“College athletes are living the dream. They get to go to the best schools, play a sport they love, and never actually attend classes. All for free.”
Oh boy, if I had a dime for every time I heard that line as a college athlete, I might be able to reimburse the NCAA for the money it payed lobbying to Congress last year.
But contrary to popular belief, most college athletes aren’t living a dream–they’re living in poverty, and their only means of financial stability lies in their athletic scholarships. This is problematic, because athletic scholarships are renewable, meaning that they expire at the end of every year, and their consistency is never guaranteed. For example, an athlete earning a 50% scholarship her freshman year might earn 30% her sophomore year if her coach decides to cut her scholarship. There are no NCAA bylaws that regulate the fluidity of athletic funding.
The NCAA also does not ban coaches from revoking athletic scholarships, and coaches can pull a scholarship for virtually any reason. So college coaches can use their athletes’ financial instability to make them overwork themselves and train through injuries or risk losing their scholarship (more on that later). This is a form of economic abuse, in which a person in power controls another’s access to financial resources within the confines of a relationship.

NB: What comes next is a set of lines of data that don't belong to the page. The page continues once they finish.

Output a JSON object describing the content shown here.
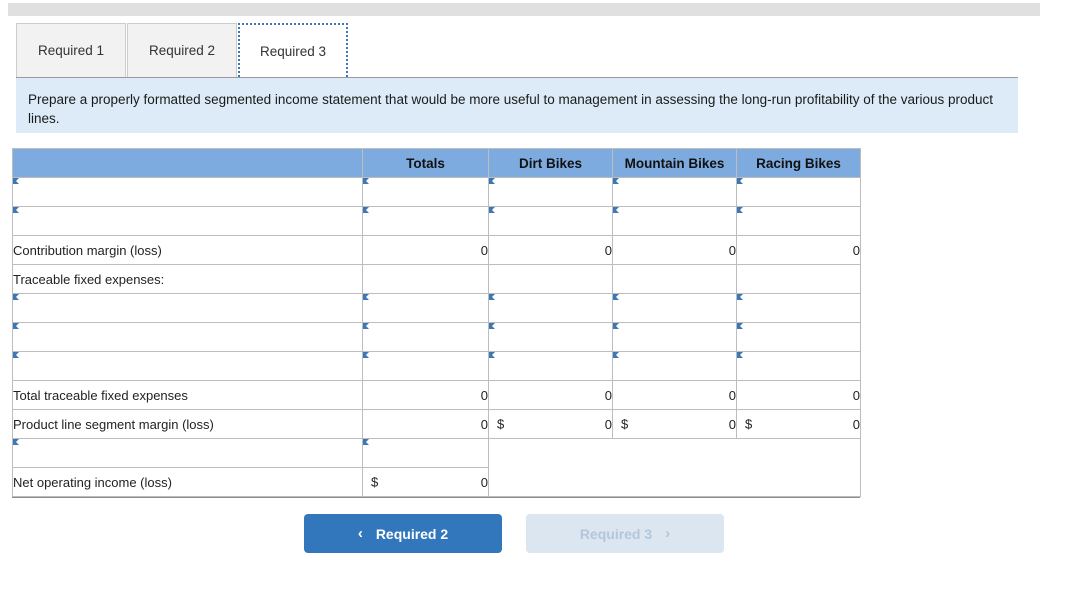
{
  "tabs": [
    {
      "label": "Required 1",
      "active": false
    },
    {
      "label": "Required 2",
      "active": false
    },
    {
      "label": "Required 3",
      "active": true
    }
  ],
  "instruction": "Prepare a properly formatted segmented income statement that would be more useful to management in assessing the long-run profitability of the various product lines.",
  "table": {
    "headers": [
      "",
      "Totals",
      "Dirt Bikes",
      "Mountain Bikes",
      "Racing Bikes"
    ],
    "rows": [
      {
        "type": "edit",
        "label": "",
        "totals": "",
        "dirt": "",
        "mountain": "",
        "racing": ""
      },
      {
        "type": "edit",
        "label": "",
        "totals": "",
        "dirt": "",
        "mountain": "",
        "racing": ""
      },
      {
        "type": "total",
        "label": "Contribution margin (loss)",
        "totals": "0",
        "dirt": "0",
        "mountain": "0",
        "racing": "0"
      },
      {
        "type": "plain",
        "label": "Traceable fixed expenses:",
        "totals": "",
        "dirt": "",
        "mountain": "",
        "racing": ""
      },
      {
        "type": "edit",
        "label": "",
        "totals": "",
        "dirt": "",
        "mountain": "",
        "racing": ""
      },
      {
        "type": "edit",
        "label": "",
        "totals": "",
        "dirt": "",
        "mountain": "",
        "racing": ""
      },
      {
        "type": "edit",
        "label": "",
        "totals": "",
        "dirt": "",
        "mountain": "",
        "racing": ""
      },
      {
        "type": "total",
        "label": "Total traceable fixed expenses",
        "totals": "0",
        "dirt": "0",
        "mountain": "0",
        "racing": "0"
      },
      {
        "type": "money",
        "label": "Product line segment margin (loss)",
        "currency": "$",
        "totals": "0",
        "dirt": "0",
        "mountain": "0",
        "racing": "0"
      },
      {
        "type": "edit-short",
        "label": "",
        "totals": ""
      },
      {
        "type": "money-short",
        "label": "Net operating income (loss)",
        "currency": "$",
        "totals": "0"
      }
    ]
  },
  "nav": {
    "prev_label": "Required 2",
    "prev_icon": "chevron-left-icon",
    "prev_chevron": "‹",
    "next_label": "Required 3",
    "next_icon": "chevron-right-icon",
    "next_chevron": "›"
  },
  "colors": {
    "header_blue": "#7eabdf",
    "banner_blue": "#dcebf7",
    "button_blue": "#3277bc",
    "button_disabled": "#dce6f1",
    "edit_border": "#5b90cb",
    "edit_marker": "#3f77b5"
  }
}
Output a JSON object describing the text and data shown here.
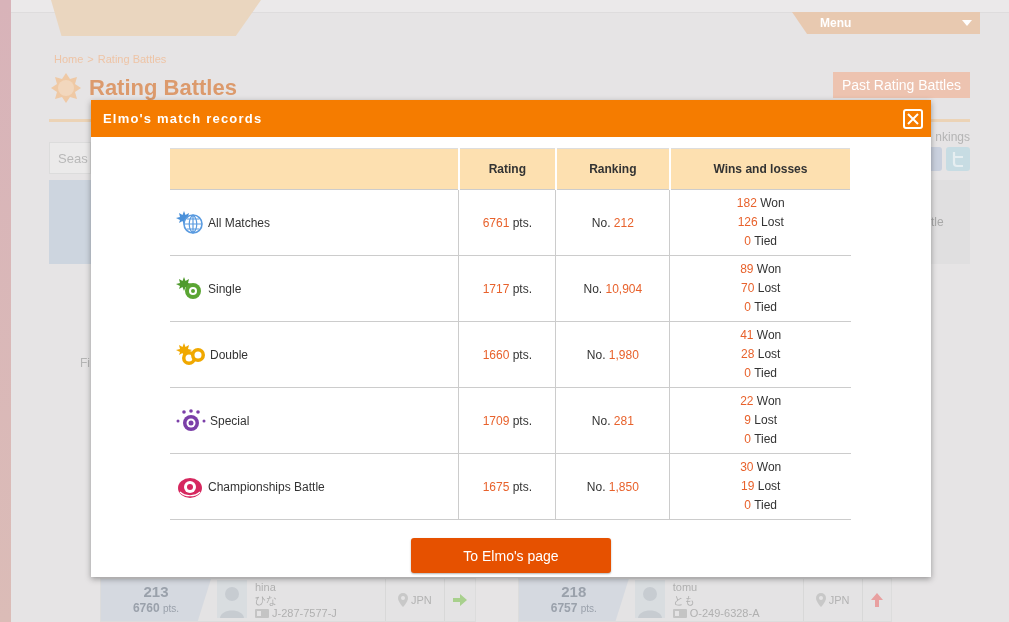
{
  "header": {
    "menu": "Menu"
  },
  "breadcrumb": {
    "items": [
      {
        "label": "Home"
      },
      {
        "label": "Rating Battles"
      }
    ],
    "separator": ">"
  },
  "page_title": "Rating Battles",
  "past_button": "Past Rating Battles",
  "rankings_label": "nkings",
  "search": {
    "placeholder": "Seas"
  },
  "tab_label_fragment": "tle",
  "filter_label_fragment": "Fi",
  "dialog": {
    "title": "Elmo's match records",
    "columns": [
      "Rating",
      "Ranking",
      "Wins and losses"
    ],
    "rows": [
      {
        "name": "All Matches",
        "rating": "6761",
        "rating_unit": "pts.",
        "rank_prefix": "No.",
        "rank": "212",
        "record": [
          {
            "count": "182",
            "label": "Won"
          },
          {
            "count": "126",
            "label": "Lost"
          },
          {
            "count": "0",
            "label": "Tied"
          }
        ]
      },
      {
        "name": "Single",
        "rating": "1717",
        "rating_unit": "pts.",
        "rank_prefix": "No.",
        "rank": "10,904",
        "record": [
          {
            "count": "89",
            "label": "Won"
          },
          {
            "count": "70",
            "label": "Lost"
          },
          {
            "count": "0",
            "label": "Tied"
          }
        ]
      },
      {
        "name": "Double",
        "rating": "1660",
        "rating_unit": "pts.",
        "rank_prefix": "No.",
        "rank": "1,980",
        "record": [
          {
            "count": "41",
            "label": "Won"
          },
          {
            "count": "28",
            "label": "Lost"
          },
          {
            "count": "0",
            "label": "Tied"
          }
        ]
      },
      {
        "name": "Special",
        "rating": "1709",
        "rating_unit": "pts.",
        "rank_prefix": "No.",
        "rank": "281",
        "record": [
          {
            "count": "22",
            "label": "Won"
          },
          {
            "count": "9",
            "label": "Lost"
          },
          {
            "count": "0",
            "label": "Tied"
          }
        ]
      },
      {
        "name": "Championships Battle",
        "rating": "1675",
        "rating_unit": "pts.",
        "rank_prefix": "No.",
        "rank": "1,850",
        "record": [
          {
            "count": "30",
            "label": "Won"
          },
          {
            "count": "19",
            "label": "Lost"
          },
          {
            "count": "0",
            "label": "Tied"
          }
        ]
      }
    ],
    "button": "To Elmo's page"
  },
  "players": [
    {
      "rank": "213",
      "points": "6760",
      "points_unit": "pts.",
      "name": "hina",
      "kana": "ひな",
      "player_id": "J-287-7577-J",
      "country": "JPN",
      "rank_up": false
    },
    {
      "rank": "218",
      "points": "6757",
      "points_unit": "pts.",
      "name": "tomu",
      "kana": "とも",
      "player_id": "O-249-6328-A",
      "country": "JPN",
      "rank_up": true
    }
  ]
}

For reference, these practices are present in 99% of domestic violence cases.
Athletic scholarships are about control, and the nature of athletic funding creates massive power gaps between coaches and athletes. In spite of the NCAA’s insistence that athletic scholarships can’t be revoked due to injuries and other extraneous circumstances, no formal policy exists that specifically prohibits coaches from doing so. And that gives coaches leverage over their rosters of 18-22-year-old financially illiterate/unstable adults.
Several prominent case studies of athletic abuse involve scholarship threats. At the University of Maryland, DJ Durkin’s staff called football players “thieves” if they weren’t earning their scholarships (a.k.a. pushing themselves to their absolute limits in an abusive training room culture). At the University of Nebraska and Rutgers University, head softball coaches Rhonda Revelle and Kristen Butler, respectively, both used scholarship threats to “encourage” (coerce) their athletes to train through injuries. All three of these coaches are still employed.
It’s easy for coaches to get away with coercing their athletes: there are no rules in the NCAA’s Division 1 Manual that prohibit coach abuse, and the renewable nature of athletic scholarships encourages this kind of behavior. Coaches are allowed, not required, to offer four-year scholarship deals, but why would they do that? Coaches would have no means of controlling their athletes if athletic funding was guaranteed. So financial abuse abounds in the NCAA because college athletes have no financial stability under the current structure.
If this sounds hypocritical, that’s because it is. Especially considering that Michigan State University just signed its football program’s newest head coach, Mel Tucker, to a six-year, $14.75 million contract. If a coach (who comes to MSU boasting a 5-7 record during his brief tenure at the University of Colorado) can guarantee multiyear, multimillion dollar funding, so should the athletes who employ him.